Last week brought more revelations about General Motors and the infamous ignition switch, and there was more grueling testimony, from executives at GM and Delphi.
It is a mess, and it keeps going.
There is a never-ending series of questions surrounding the design, engineering and approval of the lethal ignition switch.
So it is quite remarkable that the disaster doesn't seem to have had any impact on GM's car and truck sales.
Perhaps it's because no one buys a GM car. People buy Chevrolets, Buicks, GMCs and Cadillacs. Unlike with other automakers, the corporate name is different from the names of its brands. And many of the recalled models' names have been retired.
But for GM this issue has to go away, and the sooner the better.
Only the end to the investigation of the ignition switch is nowhere in sight.
GM executives are wrong if they think that just because there was an internal investigation they are being transparent. There are still far too many unanswered questions.

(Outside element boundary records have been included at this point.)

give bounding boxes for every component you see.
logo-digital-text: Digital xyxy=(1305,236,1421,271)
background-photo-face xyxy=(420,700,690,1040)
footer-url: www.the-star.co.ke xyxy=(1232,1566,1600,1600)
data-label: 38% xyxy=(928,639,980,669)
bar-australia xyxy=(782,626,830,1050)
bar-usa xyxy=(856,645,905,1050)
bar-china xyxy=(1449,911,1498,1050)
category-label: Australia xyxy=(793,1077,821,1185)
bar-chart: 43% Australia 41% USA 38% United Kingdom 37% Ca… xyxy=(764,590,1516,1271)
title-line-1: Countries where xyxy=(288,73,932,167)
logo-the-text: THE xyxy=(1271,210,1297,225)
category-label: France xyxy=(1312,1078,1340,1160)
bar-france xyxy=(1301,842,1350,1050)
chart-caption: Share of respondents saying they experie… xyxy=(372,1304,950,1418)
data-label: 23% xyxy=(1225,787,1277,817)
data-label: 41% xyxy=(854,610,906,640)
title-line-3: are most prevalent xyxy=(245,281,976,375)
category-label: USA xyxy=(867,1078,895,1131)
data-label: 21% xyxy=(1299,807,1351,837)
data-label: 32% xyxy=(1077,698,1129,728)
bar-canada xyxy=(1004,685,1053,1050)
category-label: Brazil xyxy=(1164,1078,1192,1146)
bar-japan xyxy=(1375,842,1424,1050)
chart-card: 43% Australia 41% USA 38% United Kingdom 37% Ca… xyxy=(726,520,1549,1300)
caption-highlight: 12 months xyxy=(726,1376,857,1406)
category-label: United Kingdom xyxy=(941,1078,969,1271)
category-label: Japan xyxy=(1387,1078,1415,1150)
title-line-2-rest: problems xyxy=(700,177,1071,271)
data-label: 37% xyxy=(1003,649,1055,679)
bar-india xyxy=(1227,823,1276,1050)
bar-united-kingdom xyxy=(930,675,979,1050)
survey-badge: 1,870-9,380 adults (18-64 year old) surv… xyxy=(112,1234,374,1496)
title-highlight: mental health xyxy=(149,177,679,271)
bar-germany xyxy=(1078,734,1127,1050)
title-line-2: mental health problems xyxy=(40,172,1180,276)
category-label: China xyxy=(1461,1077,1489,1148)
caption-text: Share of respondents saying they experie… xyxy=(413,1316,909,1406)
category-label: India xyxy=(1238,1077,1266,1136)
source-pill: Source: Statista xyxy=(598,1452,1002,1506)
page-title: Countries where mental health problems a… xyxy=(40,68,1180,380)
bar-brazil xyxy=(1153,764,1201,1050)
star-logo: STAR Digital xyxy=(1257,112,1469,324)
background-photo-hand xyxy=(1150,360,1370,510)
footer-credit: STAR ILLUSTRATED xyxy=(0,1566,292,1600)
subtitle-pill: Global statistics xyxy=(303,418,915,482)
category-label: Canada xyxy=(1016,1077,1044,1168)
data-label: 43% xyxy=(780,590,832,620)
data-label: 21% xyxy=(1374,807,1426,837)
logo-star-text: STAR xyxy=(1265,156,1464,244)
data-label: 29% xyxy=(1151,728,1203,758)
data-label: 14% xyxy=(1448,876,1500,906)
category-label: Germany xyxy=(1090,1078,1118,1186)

Whether it's a congressional committee hearing or a newspaper article, I am sure GM would love to see this end. So would its suppliers and dealers.
But GM's internal investigation, headed by outside legal counsel, didn't settle the issue. And there doesn't seem to be an easy way to get all the facts.
You can't help but wonder whether, despite top management's feelings, there might be a number of GM folks who simply don't want this investigation to go too deeply into what happened and why the problem took so long to discover, or why GM replaced one part with another without changing the part number.
What's more, the National Highway Traffic Safety Administration should undergo just as thorough an investigation.
There are plenty of questions still not asked about the agency's ability to manage its regulatory mission. It's clear that NHTSA has lots of room for improvement. The agency also may need to make wholesale changes.
There's no silver bullet to make all this quickly disappear for General Motors.